I had got on at the terminus, which was outside the Co-op and she had got on at the market.
I had been sitting at the back beside the stairs and was having a quiet drag. Keeping one eye on the mirror for the conductor and waving like a lunatic to disperse the smoke, which I had just learned to competently blow down my nose; so that it looked like I was inhaling like real smokers did.
I watched her run up the stairs and even in – or maybe because of – the small convex mirror; I could see her breasts bouncing like two water balloons inside her school blouse. I sat with my mouth open, nose-smoke-blowing forgotten. That’s how she found me as she got to the top of the stairs.
‘You OK?’ she enquired
‘Hey? Me? Oh yea, I was just …err watching the smoke…err blowing balloons; I mean, smoke rings…you know?
She laughed
‘Have you got a spare fag; I’m gasping’, she gasped dramatically.
‘I’ve only got one left’, I lied; regaining my composure immediately and wondering why she seemed to be looking out through the back window, rather than directly at me.
‘Fuck me!’ she said.
‘I could do that alright!’ I ventured.
‘I’ll do you a deal; you give me a fag and I’ll give you a shag!’
‘Wha...hey?’ I mumbled; bravado in tatters.
‘A shag; fuck...you know, you put your cock in my cunt, groan and grunt – while you try and get your balls in too, cum, pull out, get tongue-tied and embarrassed, lose interest, put your cock away, gimme a fag and fuck off to tell your mates what a slut I am and what a great man you are!’

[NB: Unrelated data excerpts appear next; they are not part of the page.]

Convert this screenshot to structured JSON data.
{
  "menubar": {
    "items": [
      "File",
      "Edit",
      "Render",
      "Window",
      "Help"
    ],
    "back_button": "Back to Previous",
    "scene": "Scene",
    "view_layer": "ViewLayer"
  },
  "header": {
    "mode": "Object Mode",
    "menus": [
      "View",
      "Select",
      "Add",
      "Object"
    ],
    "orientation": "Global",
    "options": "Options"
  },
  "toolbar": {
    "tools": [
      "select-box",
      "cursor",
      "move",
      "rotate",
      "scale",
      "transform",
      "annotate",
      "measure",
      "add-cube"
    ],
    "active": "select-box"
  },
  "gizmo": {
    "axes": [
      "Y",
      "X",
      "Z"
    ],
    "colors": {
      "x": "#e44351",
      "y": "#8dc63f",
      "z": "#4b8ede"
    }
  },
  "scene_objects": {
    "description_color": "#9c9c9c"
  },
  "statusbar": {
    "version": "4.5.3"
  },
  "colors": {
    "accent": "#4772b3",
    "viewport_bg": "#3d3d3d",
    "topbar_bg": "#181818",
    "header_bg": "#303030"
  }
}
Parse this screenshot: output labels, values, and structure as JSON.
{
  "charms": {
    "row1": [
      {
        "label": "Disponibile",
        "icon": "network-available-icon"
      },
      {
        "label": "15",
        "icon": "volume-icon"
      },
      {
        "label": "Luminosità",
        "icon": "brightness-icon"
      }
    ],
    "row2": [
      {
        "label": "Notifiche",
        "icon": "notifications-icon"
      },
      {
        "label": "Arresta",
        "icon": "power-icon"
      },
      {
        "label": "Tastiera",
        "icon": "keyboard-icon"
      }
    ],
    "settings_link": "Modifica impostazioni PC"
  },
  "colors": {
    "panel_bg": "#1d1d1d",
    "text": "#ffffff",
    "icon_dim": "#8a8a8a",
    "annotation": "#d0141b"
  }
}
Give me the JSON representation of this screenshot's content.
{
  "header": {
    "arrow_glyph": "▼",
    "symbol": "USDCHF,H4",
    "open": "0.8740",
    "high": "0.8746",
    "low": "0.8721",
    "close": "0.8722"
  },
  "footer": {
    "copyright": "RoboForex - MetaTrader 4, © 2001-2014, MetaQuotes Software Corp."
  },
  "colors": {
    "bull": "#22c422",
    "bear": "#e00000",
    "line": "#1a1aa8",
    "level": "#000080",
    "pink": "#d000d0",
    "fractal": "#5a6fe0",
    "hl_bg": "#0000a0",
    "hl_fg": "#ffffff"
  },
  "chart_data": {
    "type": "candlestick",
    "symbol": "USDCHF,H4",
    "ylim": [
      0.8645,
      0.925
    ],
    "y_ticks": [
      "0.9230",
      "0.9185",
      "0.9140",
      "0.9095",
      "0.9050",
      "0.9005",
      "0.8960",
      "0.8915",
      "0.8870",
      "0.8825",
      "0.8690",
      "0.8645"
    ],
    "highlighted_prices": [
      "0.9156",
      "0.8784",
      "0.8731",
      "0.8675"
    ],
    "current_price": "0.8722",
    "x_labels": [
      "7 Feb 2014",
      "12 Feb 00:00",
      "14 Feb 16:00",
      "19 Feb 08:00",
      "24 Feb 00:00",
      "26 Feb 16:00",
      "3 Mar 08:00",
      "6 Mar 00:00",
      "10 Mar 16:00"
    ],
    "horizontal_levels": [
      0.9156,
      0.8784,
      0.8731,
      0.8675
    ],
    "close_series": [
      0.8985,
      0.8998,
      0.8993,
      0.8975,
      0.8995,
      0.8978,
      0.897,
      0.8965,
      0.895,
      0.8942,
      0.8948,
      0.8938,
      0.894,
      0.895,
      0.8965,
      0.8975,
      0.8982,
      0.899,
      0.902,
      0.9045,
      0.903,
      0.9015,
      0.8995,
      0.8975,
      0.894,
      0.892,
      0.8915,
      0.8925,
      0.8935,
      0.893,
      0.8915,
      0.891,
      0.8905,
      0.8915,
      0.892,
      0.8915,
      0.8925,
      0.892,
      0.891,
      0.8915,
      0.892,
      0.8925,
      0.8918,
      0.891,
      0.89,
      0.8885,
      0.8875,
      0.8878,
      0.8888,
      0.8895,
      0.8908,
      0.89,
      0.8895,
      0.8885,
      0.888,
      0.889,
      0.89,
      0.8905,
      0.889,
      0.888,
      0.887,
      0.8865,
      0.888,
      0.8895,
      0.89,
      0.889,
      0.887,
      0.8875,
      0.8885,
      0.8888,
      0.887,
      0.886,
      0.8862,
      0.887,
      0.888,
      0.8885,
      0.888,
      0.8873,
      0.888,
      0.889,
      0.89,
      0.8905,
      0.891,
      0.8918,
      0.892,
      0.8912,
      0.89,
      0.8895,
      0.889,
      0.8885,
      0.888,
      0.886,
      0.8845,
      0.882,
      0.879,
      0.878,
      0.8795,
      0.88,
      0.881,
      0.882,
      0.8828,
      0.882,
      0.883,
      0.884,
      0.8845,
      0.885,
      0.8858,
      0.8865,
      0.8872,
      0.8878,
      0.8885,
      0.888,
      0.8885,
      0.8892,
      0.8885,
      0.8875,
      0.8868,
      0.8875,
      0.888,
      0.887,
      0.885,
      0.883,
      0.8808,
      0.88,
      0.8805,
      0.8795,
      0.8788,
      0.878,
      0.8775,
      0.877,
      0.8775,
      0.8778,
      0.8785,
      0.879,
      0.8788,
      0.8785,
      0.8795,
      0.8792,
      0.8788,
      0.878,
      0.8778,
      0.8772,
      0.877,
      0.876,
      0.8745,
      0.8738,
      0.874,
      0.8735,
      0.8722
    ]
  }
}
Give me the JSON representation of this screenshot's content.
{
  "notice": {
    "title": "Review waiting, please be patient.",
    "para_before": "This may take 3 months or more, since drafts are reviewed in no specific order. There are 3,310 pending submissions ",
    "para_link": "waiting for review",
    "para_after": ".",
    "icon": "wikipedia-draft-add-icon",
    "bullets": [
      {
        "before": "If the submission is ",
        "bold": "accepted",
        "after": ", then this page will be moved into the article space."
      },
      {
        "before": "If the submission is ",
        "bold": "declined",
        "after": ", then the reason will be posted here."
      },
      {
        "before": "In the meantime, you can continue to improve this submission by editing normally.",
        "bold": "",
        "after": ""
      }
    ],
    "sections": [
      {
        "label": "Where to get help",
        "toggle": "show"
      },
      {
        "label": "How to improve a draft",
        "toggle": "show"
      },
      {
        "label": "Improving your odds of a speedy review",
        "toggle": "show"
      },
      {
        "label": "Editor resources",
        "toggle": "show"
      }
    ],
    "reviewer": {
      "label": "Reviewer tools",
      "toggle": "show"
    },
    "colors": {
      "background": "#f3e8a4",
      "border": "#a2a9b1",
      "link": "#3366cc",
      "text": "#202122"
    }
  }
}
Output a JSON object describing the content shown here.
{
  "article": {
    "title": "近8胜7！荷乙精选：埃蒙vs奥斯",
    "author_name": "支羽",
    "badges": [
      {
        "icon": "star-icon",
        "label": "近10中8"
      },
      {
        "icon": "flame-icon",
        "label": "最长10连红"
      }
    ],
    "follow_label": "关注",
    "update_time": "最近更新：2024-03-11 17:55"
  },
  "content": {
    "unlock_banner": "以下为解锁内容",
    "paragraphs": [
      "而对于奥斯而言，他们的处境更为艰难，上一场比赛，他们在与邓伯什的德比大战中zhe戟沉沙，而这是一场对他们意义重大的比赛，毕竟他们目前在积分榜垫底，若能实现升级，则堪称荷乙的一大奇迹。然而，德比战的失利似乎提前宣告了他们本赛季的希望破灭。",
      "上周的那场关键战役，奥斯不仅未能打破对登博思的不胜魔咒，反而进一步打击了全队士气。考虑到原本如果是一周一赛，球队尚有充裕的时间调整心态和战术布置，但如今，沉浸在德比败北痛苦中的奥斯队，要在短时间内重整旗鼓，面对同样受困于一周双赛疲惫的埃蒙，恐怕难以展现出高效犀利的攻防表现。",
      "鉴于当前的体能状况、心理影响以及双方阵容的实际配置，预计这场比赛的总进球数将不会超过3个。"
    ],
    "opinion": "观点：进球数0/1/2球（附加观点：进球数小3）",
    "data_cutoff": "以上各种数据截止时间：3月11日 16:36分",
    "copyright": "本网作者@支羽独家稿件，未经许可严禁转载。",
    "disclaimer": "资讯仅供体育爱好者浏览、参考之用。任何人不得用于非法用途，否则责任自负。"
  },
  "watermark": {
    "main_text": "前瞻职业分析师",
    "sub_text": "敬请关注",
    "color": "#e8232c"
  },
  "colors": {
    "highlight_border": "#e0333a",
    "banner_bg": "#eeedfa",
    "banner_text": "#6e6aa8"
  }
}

‘I wouldn’t do that!’ I spluttered.
‘You wouldn’t shag me?’
‘No...Yea; I mean, I wouldn’t tell everyone what a slut you were...I wouldn’t think you were a slut I mean ...and even if I did, I wouldn’t tell anyone...but I wouldn’t anyway!’ I babbled; sounding like a complete tool.
‘Don’t matter anyway! I’d just tell everyone that you had a cock like a midget’s little finger and that you had never done it before!’
It was around this time that two things struck me;
One: she had a terrible squint; her left eye was trying to see what was going on in her right ear-hole
Two: I ...err...had never done it before!
‘Ha-ha,’ I smaned, trying to make it sound convincing.
‘Well, are we on then?’ she demanded, putting her hands on her hips – making her tits stand out even more – while seeming to look over my left shoulder.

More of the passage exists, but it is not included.